Ultimately, this reactive approach will impact response time but more worryingly, as the capabilities of each security tool overlaps with another, more layers of complexity are added resulting in little to no benefit in terms of overall security against cyber threats. Many businesses lack a comprehensive streamlined security infrastructure that provides real time visibility of their cyber-attack surface, or little understanding of their critical asset vulnerabilities.
Re-thinking the security stack
Security stacks are overloaded; SOCs are dealing with an infrastructure that is fragmented and too complicated, leaving them bouncing from one issue to another without the time and resources to identify the actual threat and resolving it successfully.
• Threat levels are rising, and changing in the new modern world. Businesses are facing several security challenges:
• A lack of real time visibility of their cyber-attack surface.
• A lack of automation of security systems and processes.
• Little or no threat intelligence tailored to the business.
• Few cybersecurity professionals’ available, creating big skill gaps within the business.

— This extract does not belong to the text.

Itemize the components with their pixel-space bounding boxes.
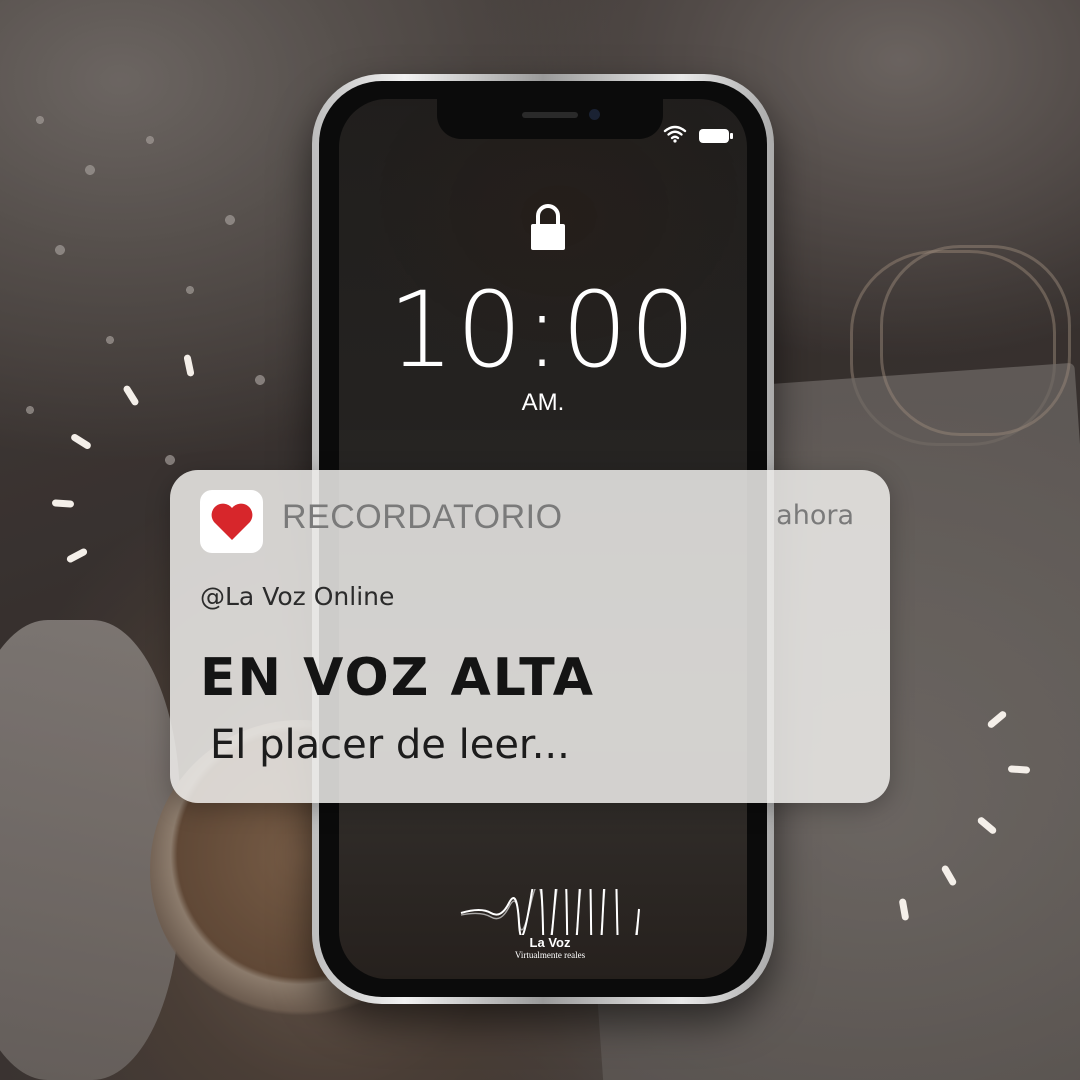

Unmanageable, complicated, overcrowded security stacks that leave little time and resources to address modern-day cybersecurity threats.

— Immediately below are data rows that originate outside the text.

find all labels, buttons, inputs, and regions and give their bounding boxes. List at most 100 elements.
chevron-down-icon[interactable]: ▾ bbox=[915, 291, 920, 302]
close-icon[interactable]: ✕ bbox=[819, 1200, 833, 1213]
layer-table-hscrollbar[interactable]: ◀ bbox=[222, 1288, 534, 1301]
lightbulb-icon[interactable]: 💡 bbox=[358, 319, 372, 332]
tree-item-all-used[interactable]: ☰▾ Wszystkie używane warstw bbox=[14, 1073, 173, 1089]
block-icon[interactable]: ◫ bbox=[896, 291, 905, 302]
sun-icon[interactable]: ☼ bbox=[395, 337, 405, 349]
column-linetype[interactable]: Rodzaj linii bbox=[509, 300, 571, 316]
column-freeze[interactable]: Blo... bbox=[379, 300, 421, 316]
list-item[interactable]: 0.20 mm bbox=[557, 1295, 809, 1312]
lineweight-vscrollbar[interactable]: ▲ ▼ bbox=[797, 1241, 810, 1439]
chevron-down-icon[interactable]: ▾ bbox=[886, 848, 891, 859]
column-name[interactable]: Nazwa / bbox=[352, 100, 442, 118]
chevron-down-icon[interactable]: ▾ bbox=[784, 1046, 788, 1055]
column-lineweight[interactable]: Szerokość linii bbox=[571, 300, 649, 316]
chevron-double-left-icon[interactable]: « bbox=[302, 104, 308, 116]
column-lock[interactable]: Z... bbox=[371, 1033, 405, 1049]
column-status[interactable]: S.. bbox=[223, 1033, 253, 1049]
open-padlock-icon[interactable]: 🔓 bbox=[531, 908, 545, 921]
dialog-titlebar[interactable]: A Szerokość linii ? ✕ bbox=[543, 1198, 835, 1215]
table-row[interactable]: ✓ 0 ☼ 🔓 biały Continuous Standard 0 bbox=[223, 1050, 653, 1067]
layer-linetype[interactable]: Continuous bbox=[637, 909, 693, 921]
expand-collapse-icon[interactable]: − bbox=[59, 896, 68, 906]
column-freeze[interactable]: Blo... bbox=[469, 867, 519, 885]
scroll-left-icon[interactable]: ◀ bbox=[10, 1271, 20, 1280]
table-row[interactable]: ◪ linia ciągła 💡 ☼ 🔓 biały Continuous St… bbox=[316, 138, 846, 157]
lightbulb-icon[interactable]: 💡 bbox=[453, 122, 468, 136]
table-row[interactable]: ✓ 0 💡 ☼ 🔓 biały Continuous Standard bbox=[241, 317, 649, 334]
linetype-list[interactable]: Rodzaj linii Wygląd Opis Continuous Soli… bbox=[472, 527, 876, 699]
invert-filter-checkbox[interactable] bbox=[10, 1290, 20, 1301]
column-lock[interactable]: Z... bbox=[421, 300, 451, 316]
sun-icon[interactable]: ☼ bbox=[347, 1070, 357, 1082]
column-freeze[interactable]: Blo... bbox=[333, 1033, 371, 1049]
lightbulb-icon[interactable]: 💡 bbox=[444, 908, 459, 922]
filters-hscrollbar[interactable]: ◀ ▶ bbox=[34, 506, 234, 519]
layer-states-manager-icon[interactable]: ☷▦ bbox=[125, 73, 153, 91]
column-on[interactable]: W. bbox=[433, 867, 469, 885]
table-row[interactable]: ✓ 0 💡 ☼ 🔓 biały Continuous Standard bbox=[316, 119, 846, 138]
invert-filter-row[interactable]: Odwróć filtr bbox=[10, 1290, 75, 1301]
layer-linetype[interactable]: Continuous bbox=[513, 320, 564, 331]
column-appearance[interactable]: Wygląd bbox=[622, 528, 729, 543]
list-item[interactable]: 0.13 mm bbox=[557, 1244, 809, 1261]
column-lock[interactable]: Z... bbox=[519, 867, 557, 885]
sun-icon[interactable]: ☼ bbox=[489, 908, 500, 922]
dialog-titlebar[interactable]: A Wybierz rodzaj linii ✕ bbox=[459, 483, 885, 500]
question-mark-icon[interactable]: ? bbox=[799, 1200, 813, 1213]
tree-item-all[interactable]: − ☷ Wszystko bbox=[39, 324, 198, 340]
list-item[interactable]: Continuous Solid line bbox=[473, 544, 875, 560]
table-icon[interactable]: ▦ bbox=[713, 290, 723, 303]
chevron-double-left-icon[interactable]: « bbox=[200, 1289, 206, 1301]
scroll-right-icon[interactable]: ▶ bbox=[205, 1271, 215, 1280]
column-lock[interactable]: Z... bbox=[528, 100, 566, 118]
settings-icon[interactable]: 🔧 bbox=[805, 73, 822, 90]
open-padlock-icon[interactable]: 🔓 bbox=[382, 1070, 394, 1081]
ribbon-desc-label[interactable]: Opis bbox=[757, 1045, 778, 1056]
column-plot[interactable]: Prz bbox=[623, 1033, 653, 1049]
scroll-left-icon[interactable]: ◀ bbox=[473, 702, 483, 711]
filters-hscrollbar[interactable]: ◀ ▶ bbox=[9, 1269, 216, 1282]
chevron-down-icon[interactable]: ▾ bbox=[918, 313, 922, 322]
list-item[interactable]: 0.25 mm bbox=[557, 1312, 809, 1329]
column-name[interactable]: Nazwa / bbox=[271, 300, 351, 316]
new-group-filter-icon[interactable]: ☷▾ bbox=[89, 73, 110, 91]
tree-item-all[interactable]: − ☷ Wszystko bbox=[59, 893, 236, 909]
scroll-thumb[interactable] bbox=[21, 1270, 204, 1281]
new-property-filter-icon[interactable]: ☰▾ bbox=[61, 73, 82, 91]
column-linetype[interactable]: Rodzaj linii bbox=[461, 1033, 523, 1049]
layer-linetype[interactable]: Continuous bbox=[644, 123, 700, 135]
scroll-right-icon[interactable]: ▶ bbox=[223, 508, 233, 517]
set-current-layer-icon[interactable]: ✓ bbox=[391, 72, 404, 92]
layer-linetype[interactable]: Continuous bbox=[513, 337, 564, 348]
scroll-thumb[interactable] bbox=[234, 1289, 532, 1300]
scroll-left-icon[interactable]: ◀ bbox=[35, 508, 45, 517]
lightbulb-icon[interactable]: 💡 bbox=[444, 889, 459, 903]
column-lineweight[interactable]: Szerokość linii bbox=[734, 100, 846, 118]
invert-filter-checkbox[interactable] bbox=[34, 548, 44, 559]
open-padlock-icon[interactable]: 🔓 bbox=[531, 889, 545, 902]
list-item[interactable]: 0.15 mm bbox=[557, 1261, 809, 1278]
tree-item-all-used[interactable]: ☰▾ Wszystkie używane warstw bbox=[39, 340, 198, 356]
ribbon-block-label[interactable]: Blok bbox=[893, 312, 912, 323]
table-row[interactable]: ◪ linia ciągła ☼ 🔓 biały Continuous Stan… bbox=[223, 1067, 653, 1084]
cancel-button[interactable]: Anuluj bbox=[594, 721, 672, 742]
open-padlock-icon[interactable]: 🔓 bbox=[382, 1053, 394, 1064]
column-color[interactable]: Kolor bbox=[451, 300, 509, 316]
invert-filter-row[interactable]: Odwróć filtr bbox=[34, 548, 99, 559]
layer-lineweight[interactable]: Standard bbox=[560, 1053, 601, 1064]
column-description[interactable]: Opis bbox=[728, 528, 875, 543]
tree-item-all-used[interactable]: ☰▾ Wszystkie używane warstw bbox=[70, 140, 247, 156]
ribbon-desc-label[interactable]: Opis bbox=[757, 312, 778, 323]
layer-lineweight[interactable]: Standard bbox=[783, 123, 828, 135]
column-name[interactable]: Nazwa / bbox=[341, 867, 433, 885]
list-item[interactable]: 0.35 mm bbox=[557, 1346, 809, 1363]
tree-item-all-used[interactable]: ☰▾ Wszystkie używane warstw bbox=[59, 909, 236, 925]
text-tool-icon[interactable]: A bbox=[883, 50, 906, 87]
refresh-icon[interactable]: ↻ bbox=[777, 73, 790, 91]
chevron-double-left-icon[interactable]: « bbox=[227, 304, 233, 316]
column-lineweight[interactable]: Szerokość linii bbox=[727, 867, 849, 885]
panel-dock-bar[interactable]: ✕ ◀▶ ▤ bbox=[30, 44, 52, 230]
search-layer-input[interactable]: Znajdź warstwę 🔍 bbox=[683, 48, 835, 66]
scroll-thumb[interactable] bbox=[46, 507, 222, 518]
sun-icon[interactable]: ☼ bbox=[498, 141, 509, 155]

Change is needed, and fast. This isn’t lost on the security industry or businesses today. On the positive side, Fidelis Security’s recent research demonstrated that there is a thirst for change with 78 percent of respondents admitting that they have, or are planning on, consolidating their security stack.
The security landscape has significantly changed, particularly in the last six months, and demand for unified security software solutions is high. Today, businesses are adopting automation capabilities to provide broader real time visibility into their networks and optimising digital workflows. But there is also a need to focus on people; given the right tools, people become threat hunters, discovering malware or suspicious activity that may be missed by other security solutions. With consolidated security stacks, threat hunters are able to effectively identify, analyse and resolve unknown cyber-threats.
Conclusion
By analysing and simplifying the existing cybersecurity stack, optimising their full capabilities in a focused, measured way, security professionals will be able to identify, manage and respond to the business’s threat landscape effectively including:
• Addressing security methods and network endpoint visibility that detects and identifies internal and external threats.
• Securing the enterprise network perimeter, protecting internet access points and providing a network traffic analysis that records all activity.
• Managing cloud and web-based applications to streamline data traffic and secure workloads.
It’s time to enable IT teams and SOCs with the right tools so they can do their job. The cyber battle will only be won through the consolidation of security stacks that deliver the right set of capabilities, enabling businesses to continuously detect, respond and protect their critical assets.